Lesbian Dad

Weekend bonus shot (Monday edition), 07.16.12

longbridge

On the bridge to Jewel Lake, Tilden Park, Berkeley, CA.

There was a time in the long ago, back when I began this blog, that I was posting so frequently that I needed to distinguish a weekend post of a picture (which felt a little like cheating) from the copious production that was taking place during the week. Thus, “Weekend bonus shot,” a kind of a blogular lagniappe.

Nowadays, my production here has slowed to such an imperceptible crawl that not only are the few posts I put up these weekend  photos, I managed just now to go weeks on end without even a one of  them! And not just any ol’ weeks, the weeks surrounding LGBT Pride! Our High Holy Days!

It is a tribute to how dadgum  much I’m working, and how woefully it has coincided with a crescendo in the workload of the other parent in the household. I write these words only because her load has lightened just a bit (yet another runaway smash hit musical theater production opened to raves and ovations; all in a day’s work for her).  But my own load is only going to press in even harder in the coming weeks. (I have quipped that we need deep sea divers’ helmets to withstand the pressure at work these days, but I also think, wistfully: How quiet it must be inside one of those things!)

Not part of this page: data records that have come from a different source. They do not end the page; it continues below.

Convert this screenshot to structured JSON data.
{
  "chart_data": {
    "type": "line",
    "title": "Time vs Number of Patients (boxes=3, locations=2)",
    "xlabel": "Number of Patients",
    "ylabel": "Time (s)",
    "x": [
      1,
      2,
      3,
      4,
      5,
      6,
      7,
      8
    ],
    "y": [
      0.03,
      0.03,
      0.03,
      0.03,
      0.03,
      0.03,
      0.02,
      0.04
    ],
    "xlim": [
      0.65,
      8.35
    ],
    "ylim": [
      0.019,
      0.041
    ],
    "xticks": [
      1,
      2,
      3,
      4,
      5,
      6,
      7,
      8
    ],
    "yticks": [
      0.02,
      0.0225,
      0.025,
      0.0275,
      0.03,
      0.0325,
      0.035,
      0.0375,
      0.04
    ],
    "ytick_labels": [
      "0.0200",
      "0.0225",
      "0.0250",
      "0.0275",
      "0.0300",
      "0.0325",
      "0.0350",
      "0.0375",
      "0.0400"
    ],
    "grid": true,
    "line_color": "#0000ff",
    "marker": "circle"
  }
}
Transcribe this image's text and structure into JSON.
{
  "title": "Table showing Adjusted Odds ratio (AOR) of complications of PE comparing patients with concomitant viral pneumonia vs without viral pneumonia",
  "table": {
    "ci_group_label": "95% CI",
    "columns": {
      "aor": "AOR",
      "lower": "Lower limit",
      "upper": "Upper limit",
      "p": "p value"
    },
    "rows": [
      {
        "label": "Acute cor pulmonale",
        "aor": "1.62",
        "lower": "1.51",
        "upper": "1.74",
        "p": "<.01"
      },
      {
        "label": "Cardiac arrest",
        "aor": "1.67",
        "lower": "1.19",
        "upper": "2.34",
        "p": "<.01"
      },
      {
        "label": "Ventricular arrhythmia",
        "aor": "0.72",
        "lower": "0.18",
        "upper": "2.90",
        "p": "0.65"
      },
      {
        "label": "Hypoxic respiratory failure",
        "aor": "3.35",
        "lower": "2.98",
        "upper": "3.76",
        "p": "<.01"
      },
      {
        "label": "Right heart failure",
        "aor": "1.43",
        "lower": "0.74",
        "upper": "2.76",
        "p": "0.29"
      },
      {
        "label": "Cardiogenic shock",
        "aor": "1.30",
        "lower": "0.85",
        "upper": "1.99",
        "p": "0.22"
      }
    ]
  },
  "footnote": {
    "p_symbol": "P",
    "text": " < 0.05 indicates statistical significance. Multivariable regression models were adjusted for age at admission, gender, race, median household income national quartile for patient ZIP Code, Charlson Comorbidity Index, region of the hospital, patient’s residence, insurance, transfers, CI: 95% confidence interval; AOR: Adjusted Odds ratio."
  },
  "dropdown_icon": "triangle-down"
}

When I’ve posted anything at all, I’ve often chewed over the same thing (clearly it’s taking a while for me to accept): my workload–or my management of it–has winnowed down my discretionary moments to a few. Most of those I choose to spend on my family.  At the same time, my daughter is very clearly growing to be a person who prizes her privacy.  I know enough to know that later she will appreciate my having respected that now, virtually as much as actually.  I have heard the phrase “the internet never forgets” often enough; thought enough about the 13 or 23 year-old her (or friends of her) rummaging around for her earliest digital footprints, and finding these that are of my making.  And my son?  As photophobic as he is photogenic. I could truly make a feature-length slide show of image after image of his hand outstretched and blocking his gorgeous little face. Really, these kids: a mission-driven parenting blogger’s nightmare. Okay, or at least: a quandary.

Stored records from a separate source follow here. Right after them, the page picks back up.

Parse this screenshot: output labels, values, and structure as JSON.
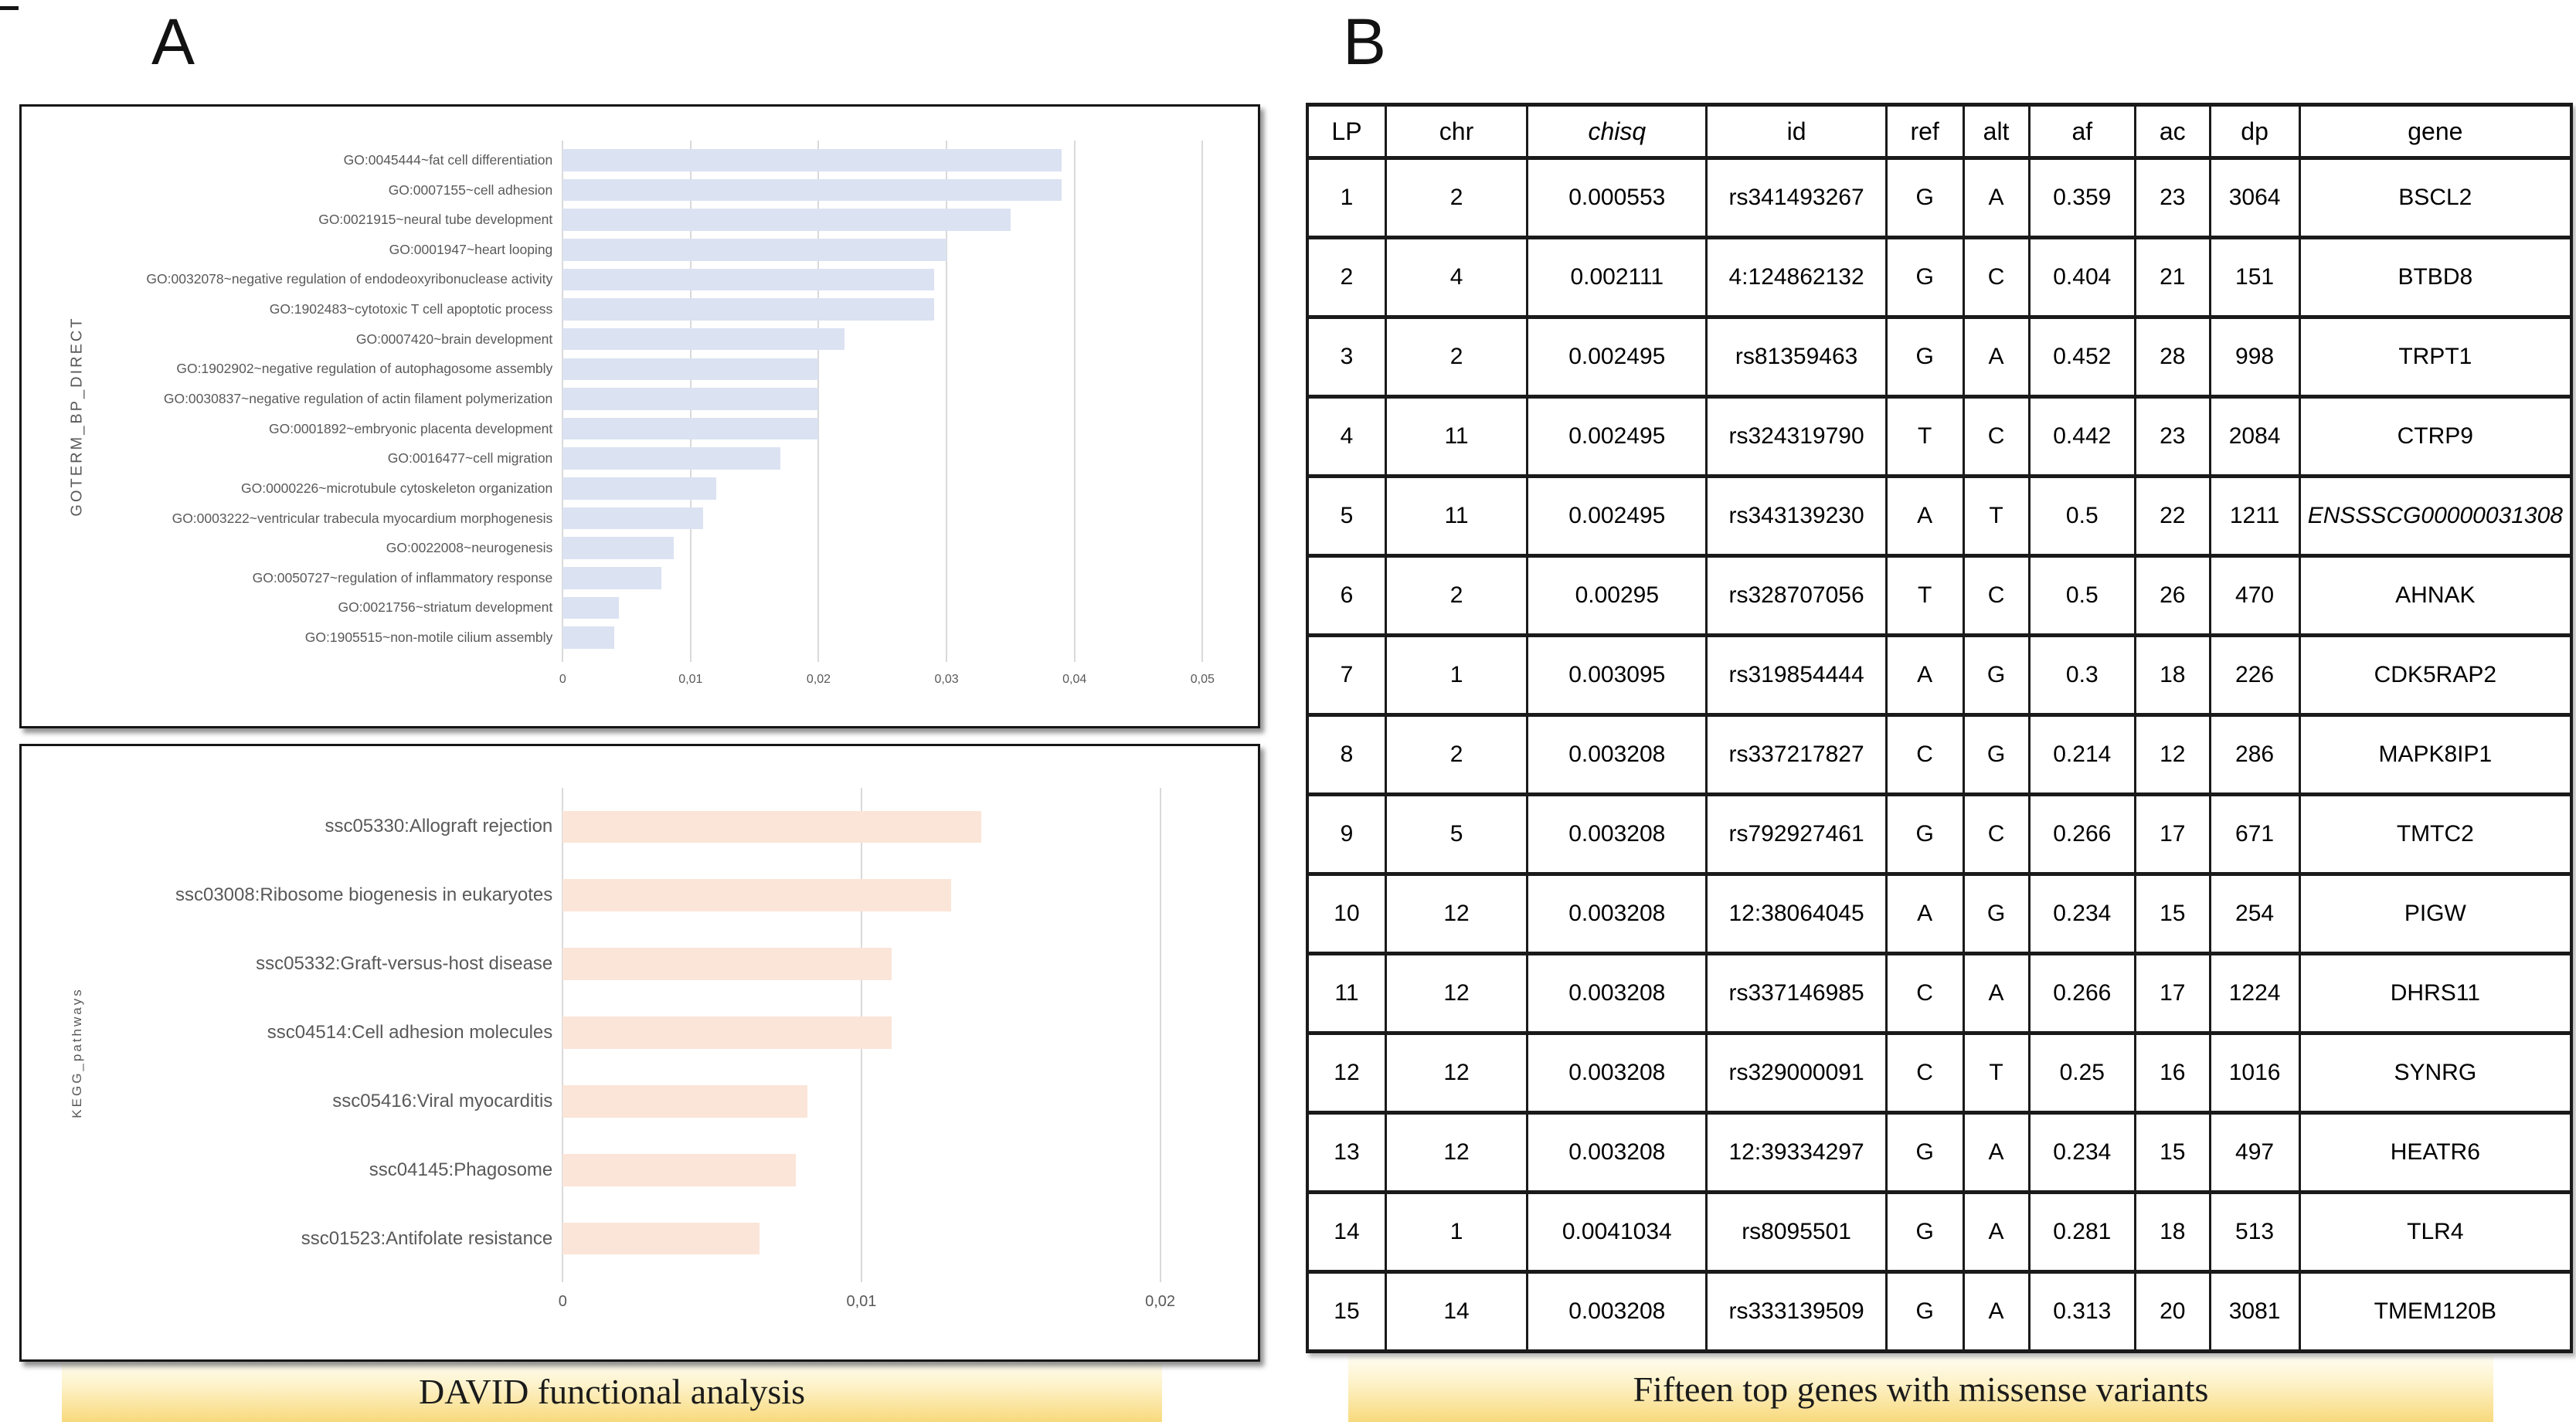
{
  "page": {
    "corner_mark": "-"
  },
  "panel_a": {
    "label": "A",
    "caption": "DAVID functional analysis"
  },
  "panel_b": {
    "label": "B",
    "caption": "Fifteen top genes with missense variants",
    "table": {
      "columns": [
        {
          "key": "lp",
          "label": "LP"
        },
        {
          "key": "chr",
          "label": "chr"
        },
        {
          "key": "chisq",
          "label": "chisq",
          "italic": true
        },
        {
          "key": "id",
          "label": "id"
        },
        {
          "key": "ref",
          "label": "ref"
        },
        {
          "key": "alt",
          "label": "alt"
        },
        {
          "key": "af",
          "label": "af"
        },
        {
          "key": "ac",
          "label": "ac"
        },
        {
          "key": "dp",
          "label": "dp"
        },
        {
          "key": "gene",
          "label": "gene"
        }
      ],
      "col_widths_pct": [
        6.2,
        11.2,
        14.2,
        14.2,
        6.1,
        5.2,
        8.4,
        5.9,
        7.1,
        21.5
      ],
      "rows": [
        {
          "lp": "1",
          "chr": "2",
          "chisq": "0.000553",
          "id": "rs341493267",
          "ref": "G",
          "alt": "A",
          "af": "0.359",
          "ac": "23",
          "dp": "3064",
          "gene": "BSCL2",
          "gene_italic": false
        },
        {
          "lp": "2",
          "chr": "4",
          "chisq": "0.002111",
          "id": "4:124862132",
          "ref": "G",
          "alt": "C",
          "af": "0.404",
          "ac": "21",
          "dp": "151",
          "gene": "BTBD8",
          "gene_italic": false
        },
        {
          "lp": "3",
          "chr": "2",
          "chisq": "0.002495",
          "id": "rs81359463",
          "ref": "G",
          "alt": "A",
          "af": "0.452",
          "ac": "28",
          "dp": "998",
          "gene": "TRPT1",
          "gene_italic": false
        },
        {
          "lp": "4",
          "chr": "11",
          "chisq": "0.002495",
          "id": "rs324319790",
          "ref": "T",
          "alt": "C",
          "af": "0.442",
          "ac": "23",
          "dp": "2084",
          "gene": "CTRP9",
          "gene_italic": false
        },
        {
          "lp": "5",
          "chr": "11",
          "chisq": "0.002495",
          "id": "rs343139230",
          "ref": "A",
          "alt": "T",
          "af": "0.5",
          "ac": "22",
          "dp": "1211",
          "gene": "ENSSSCG00000031308",
          "gene_italic": true
        },
        {
          "lp": "6",
          "chr": "2",
          "chisq": "0.00295",
          "id": "rs328707056",
          "ref": "T",
          "alt": "C",
          "af": "0.5",
          "ac": "26",
          "dp": "470",
          "gene": "AHNAK",
          "gene_italic": false
        },
        {
          "lp": "7",
          "chr": "1",
          "chisq": "0.003095",
          "id": "rs319854444",
          "ref": "A",
          "alt": "G",
          "af": "0.3",
          "ac": "18",
          "dp": "226",
          "gene": "CDK5RAP2",
          "gene_italic": false
        },
        {
          "lp": "8",
          "chr": "2",
          "chisq": "0.003208",
          "id": "rs337217827",
          "ref": "C",
          "alt": "G",
          "af": "0.214",
          "ac": "12",
          "dp": "286",
          "gene": "MAPK8IP1",
          "gene_italic": false
        },
        {
          "lp": "9",
          "chr": "5",
          "chisq": "0.003208",
          "id": "rs792927461",
          "ref": "G",
          "alt": "C",
          "af": "0.266",
          "ac": "17",
          "dp": "671",
          "gene": "TMTC2",
          "gene_italic": false
        },
        {
          "lp": "10",
          "chr": "12",
          "chisq": "0.003208",
          "id": "12:38064045",
          "ref": "A",
          "alt": "G",
          "af": "0.234",
          "ac": "15",
          "dp": "254",
          "gene": "PIGW",
          "gene_italic": false
        },
        {
          "lp": "11",
          "chr": "12",
          "chisq": "0.003208",
          "id": "rs337146985",
          "ref": "C",
          "alt": "A",
          "af": "0.266",
          "ac": "17",
          "dp": "1224",
          "gene": "DHRS11",
          "gene_italic": false
        },
        {
          "lp": "12",
          "chr": "12",
          "chisq": "0.003208",
          "id": "rs329000091",
          "ref": "C",
          "alt": "T",
          "af": "0.25",
          "ac": "16",
          "dp": "1016",
          "gene": "SYNRG",
          "gene_italic": false
        },
        {
          "lp": "13",
          "chr": "12",
          "chisq": "0.003208",
          "id": "12:39334297",
          "ref": "G",
          "alt": "A",
          "af": "0.234",
          "ac": "15",
          "dp": "497",
          "gene": "HEATR6",
          "gene_italic": false
        },
        {
          "lp": "14",
          "chr": "1",
          "chisq": "0.0041034",
          "id": "rs8095501",
          "ref": "G",
          "alt": "A",
          "af": "0.281",
          "ac": "18",
          "dp": "513",
          "gene": "TLR4",
          "gene_italic": false
        },
        {
          "lp": "15",
          "chr": "14",
          "chisq": "0.003208",
          "id": "rs333139509",
          "ref": "G",
          "alt": "A",
          "af": "0.313",
          "ac": "20",
          "dp": "3081",
          "gene": "TMEM120B",
          "gene_italic": false
        }
      ]
    }
  },
  "chart_data": [
    {
      "type": "bar",
      "orientation": "horizontal",
      "title": "",
      "ylabel": "GOTERM_BP_DIRECT",
      "xlabel": "",
      "grid": true,
      "legend_position": "none",
      "bar_color": "#dbe2f2",
      "xlim": [
        0,
        0.053
      ],
      "xtick_values": [
        0,
        0.01,
        0.02,
        0.03,
        0.04,
        0.05
      ],
      "xtick_labels": [
        "0",
        "0,01",
        "0,02",
        "0,03",
        "0,04",
        "0,05"
      ],
      "categories": [
        "GO:0045444~fat cell differentiation",
        "GO:0007155~cell adhesion",
        "GO:0021915~neural tube development",
        "GO:0001947~heart looping",
        "GO:0032078~negative regulation of endodeoxyribonuclease activity",
        "GO:1902483~cytotoxic T cell apoptotic process",
        "GO:0007420~brain development",
        "GO:1902902~negative regulation of autophagosome assembly",
        "GO:0030837~negative regulation of actin filament polymerization",
        "GO:0001892~embryonic placenta development",
        "GO:0016477~cell migration",
        "GO:0000226~microtubule cytoskeleton organization",
        "GO:0003222~ventricular trabecula myocardium morphogenesis",
        "GO:0022008~neurogenesis",
        "GO:0050727~regulation of inflammatory response",
        "GO:0021756~striatum development",
        "GO:1905515~non-motile cilium assembly"
      ],
      "values": [
        0.039,
        0.039,
        0.035,
        0.03,
        0.029,
        0.029,
        0.022,
        0.02,
        0.02,
        0.02,
        0.017,
        0.012,
        0.011,
        0.0087,
        0.0077,
        0.0044,
        0.004
      ]
    },
    {
      "type": "bar",
      "orientation": "horizontal",
      "title": "",
      "ylabel": "KEGG_pathways",
      "xlabel": "",
      "grid": true,
      "legend_position": "none",
      "bar_color": "#fbe5d8",
      "xlim": [
        0,
        0.0227
      ],
      "xtick_values": [
        0,
        0.01,
        0.02
      ],
      "xtick_labels": [
        "0",
        "0,01",
        "0,02"
      ],
      "categories": [
        "ssc05330:Allograft rejection",
        "ssc03008:Ribosome biogenesis in eukaryotes",
        "ssc05332:Graft-versus-host disease",
        "ssc04514:Cell adhesion molecules",
        "ssc05416:Viral myocarditis",
        "ssc04145:Phagosome",
        "ssc01523:Antifolate resistance"
      ],
      "values": [
        0.014,
        0.013,
        0.011,
        0.011,
        0.0082,
        0.0078,
        0.0066
      ]
    }
  ]
}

Related: for at least a year after my mother died, I found the amount of words I was able to share with others had slowed to a trickle. I had to teach in the mornings, as a graduate student instructor, and the first class I came back to teach was a large lecture course (yes, Women’s Studies; how did you guess?). I was spent by noon, but I continued to communicate with photography,  printing picture after picture in the quiet of the campus darkroom. I found an expressiveness that worked for me; I was connecting with and conveying the lives of others, but saving back enough of myself (because I had so little).

I’m trying to sidle up to posting utterly random, non-thematic images here for a while, as a way to at least blow on the embers of this blog ’til I find the time, or the vantage point, or whatever it is I need to revive it in earnest.  To do so is challenging, since I spend so much more time thinking about (and privileging, and mourning) the written reflections I wish I could share about the 1,001 that are happening in the world–my world, my children’s worlds–both large and small. I start blog post after blog post with an opening sentence in my head. And then that’s all I have time for. (Heck, a collection of those would be a post unto itself.)

Here’s Oliver Wendell Holmes, being nearly as lugubrious as me: “Alas for those that never sing/ But die with all their music in them!”

Woe! And also: no! So: let’s see what happens when we let some images to do the singing for a while.